Wednesday, April 26, 2006

Assholes of the Week: Taking Your Ball and Going Home

Ok, ok, I know, we live in difficult, intensely partisan, times. But, kids, come on:

Amid all the partisan rancor of congressional politics, the softball league has for 37 years been a rare case of bipartisan civility, an opportunity for Democratic and Republican aides to sneak out of work a bit early and take the field in the name of the lawmaker, committee or federal agency they work for.

This year, the league will be missing something: a lot of the Republicans.

During the off-season, a group of Republican teams seceded from the league after accusing its Democratic commissioner, Gary Caruso, of running a socialist year-end playoff system that gives below-average teams an unfair chance to win the championship.
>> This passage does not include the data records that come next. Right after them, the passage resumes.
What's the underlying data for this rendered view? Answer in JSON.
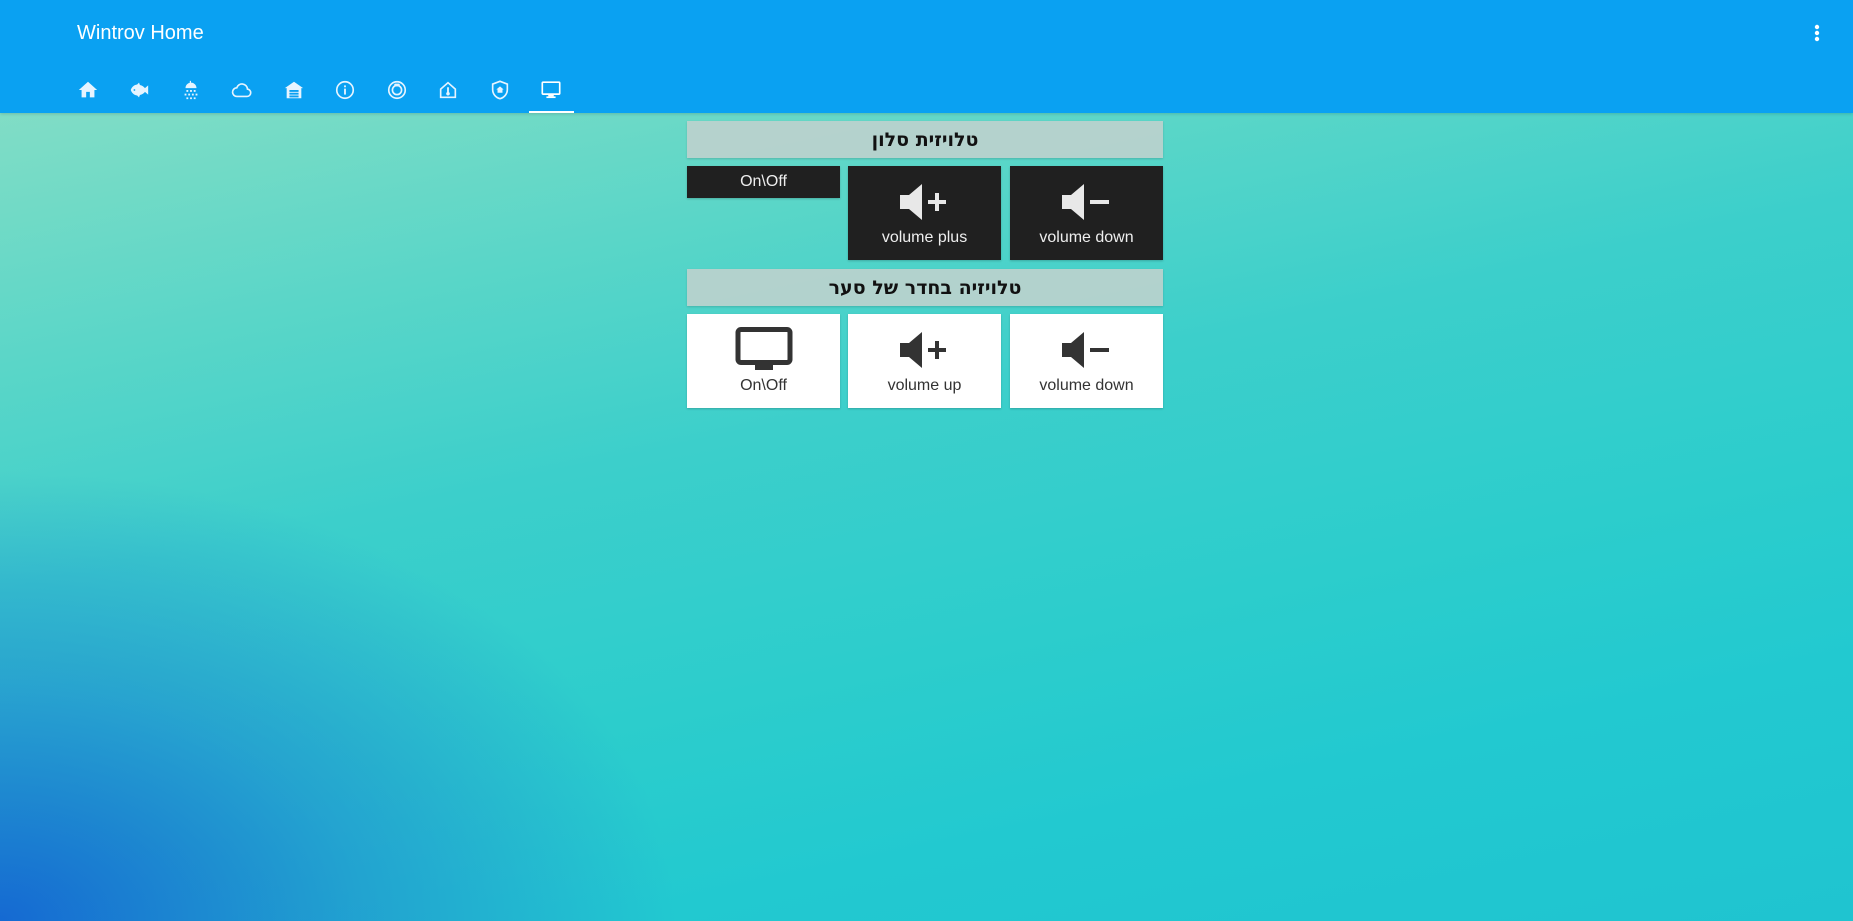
{
  "header": {
    "title": "Wintrov Home",
    "tabs": [
      {
        "icon": "home-icon"
      },
      {
        "icon": "fish-icon"
      },
      {
        "icon": "shower-icon"
      },
      {
        "icon": "cloud-icon"
      },
      {
        "icon": "home-garage-icon"
      },
      {
        "icon": "information-icon"
      },
      {
        "icon": "robot-vacuum-icon"
      },
      {
        "icon": "home-thermometer-icon"
      },
      {
        "icon": "shield-home-icon"
      },
      {
        "icon": "monitor-icon",
        "active": true
      }
    ],
    "menu_icon": "dots-vertical-icon"
  },
  "groups": [
    {
      "title": "טלויזית סלון",
      "style": "dark",
      "tiles": [
        {
          "label": "On\\Off",
          "icon": "none"
        },
        {
          "label": "volume plus",
          "icon": "volume-plus-icon"
        },
        {
          "label": "volume down",
          "icon": "volume-minus-icon"
        }
      ]
    },
    {
      "title": "טלויזיה בחדר של סער",
      "style": "light",
      "tiles": [
        {
          "label": "On\\Off",
          "icon": "monitor-icon"
        },
        {
          "label": "volume up",
          "icon": "volume-plus-icon"
        },
        {
          "label": "volume down",
          "icon": "volume-minus-icon"
        }
      ]
    }
  ],
  "colors": {
    "header": "#0aa1f2",
    "dark_tile": "#202020",
    "light_tile": "#ffffff",
    "group_header": "#bed2cd"
  }
}
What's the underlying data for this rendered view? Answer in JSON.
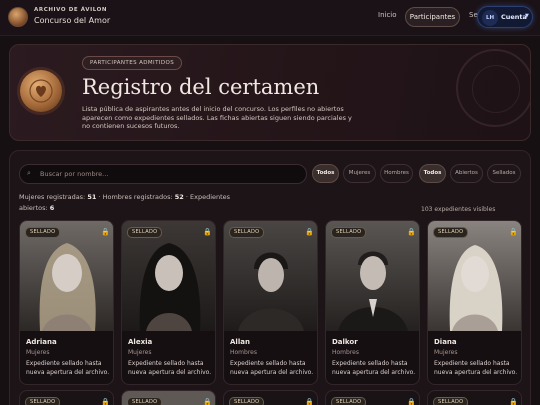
{
  "nav": {
    "brand_kicker": "ARCHIVO DE ÁVILON",
    "brand_title": "Concurso del Amor",
    "links": [
      "Inicio",
      "Participantes",
      "Se"
    ],
    "account": {
      "initials": "LH",
      "label": "Cuenta",
      "caret": "▼"
    }
  },
  "hero": {
    "badge": "PARTICIPANTES ADMITIDOS",
    "title": "Registro del certamen",
    "description": "Lista pública de aspirantes antes del inicio del concurso. Los perfiles no abiertos aparecen como expedientes sellados. Las fichas abiertas siguen siendo parciales y no contienen sucesos futuros."
  },
  "filters": {
    "search_icon": "⌕",
    "search_placeholder": "Buscar por nombre...",
    "gender_chips": [
      "Todos",
      "Mujeres",
      "Hombres"
    ],
    "status_chips": [
      "Todos",
      "Abiertos",
      "Sellados"
    ]
  },
  "stats": {
    "women_label": "Mujeres registradas:",
    "women_count": "51",
    "men_label": "Hombres registrados:",
    "men_count": "52",
    "open_label": "Expedientes abiertos:",
    "open_count": "6",
    "visible": "103 expedientes visibles"
  },
  "cards": [
    {
      "badge": "SELLADO",
      "name": "Adriana",
      "category": "Mujeres",
      "note": "Expediente sellado hasta nueva apertura del archivo."
    },
    {
      "badge": "SELLADO",
      "name": "Alexia",
      "category": "Mujeres",
      "note": "Expediente sellado hasta nueva apertura del archivo."
    },
    {
      "badge": "SELLADO",
      "name": "Allan",
      "category": "Hombres",
      "note": "Expediente sellado hasta nueva apertura del archivo."
    },
    {
      "badge": "SELLADO",
      "name": "Dalkor",
      "category": "Hombres",
      "note": "Expediente sellado hasta nueva apertura del archivo."
    },
    {
      "badge": "SELLADO",
      "name": "Diana",
      "category": "Mujeres",
      "note": "Expediente sellado hasta nueva apertura del archivo."
    }
  ],
  "next_row_badges": [
    "SELLADO",
    "SELLADO",
    "SELLADO",
    "SELLADO",
    "SELLADO"
  ],
  "icons": {
    "lock": "🔒"
  },
  "colors": {
    "accent_gold": "#e0b44a",
    "account_glow": "#2b3f73"
  }
}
Now, I tend to be a pretty competitive guy myself (see the legendary/notorious Hat Toss), so I can understand how the juices get flowing and what not, but:

The congressional league is a relaxed affair: No umpires call balls and strikes, so batters don't have to swing until they get a pitch they like. Fields are open to the public, so most teams dispatch an intern or junior aide to reserve a field several hours before game time. And after games, teams often head to a bar to recap the game over chicken wings and pitchers of beer.
I wonder how the intern/junior aide puts that on the ressie. I mean if you want to talk about lack of perspective, try this:
The league "is all about Softball Welfare -- aiding the weak by punishing the strong," the pitcher of one Republican team told Mr. Caruso in an email. "The commissioner has a long-standing policy of punishing success and rewarding failure. He's a Democrat. Waddya' expect?" read another email, from Gary Mahmoud, the coach of BoehnerLand, a team from the office of Republican Majority Leader John Boehner.
It's fleeping rec league softball. If you want to practice your hidden ball tricks and take-out slide on the 2nd baseman to break up a double play, I'm pretty sure they have more appropriate outlets. These strike me as the same jackasses who held practices for their intramural basketball teams, and pressed for 40-minutes in a co-rec league.

And if you really want to get heavily involved in all this peen-waving, might I suggest something a little more formal and dare I say classy?



(via Digby)

3 comments:

Pooh said...

Yes, because NOBODY is an asshole when playing frisbee (cough)...

Pooh said...

Wilming-ton
Wilming-ton

(And I was actually talking about me and/or this guy)

slickdpdx said...

What a bunch of babies. Boxing would be awesome.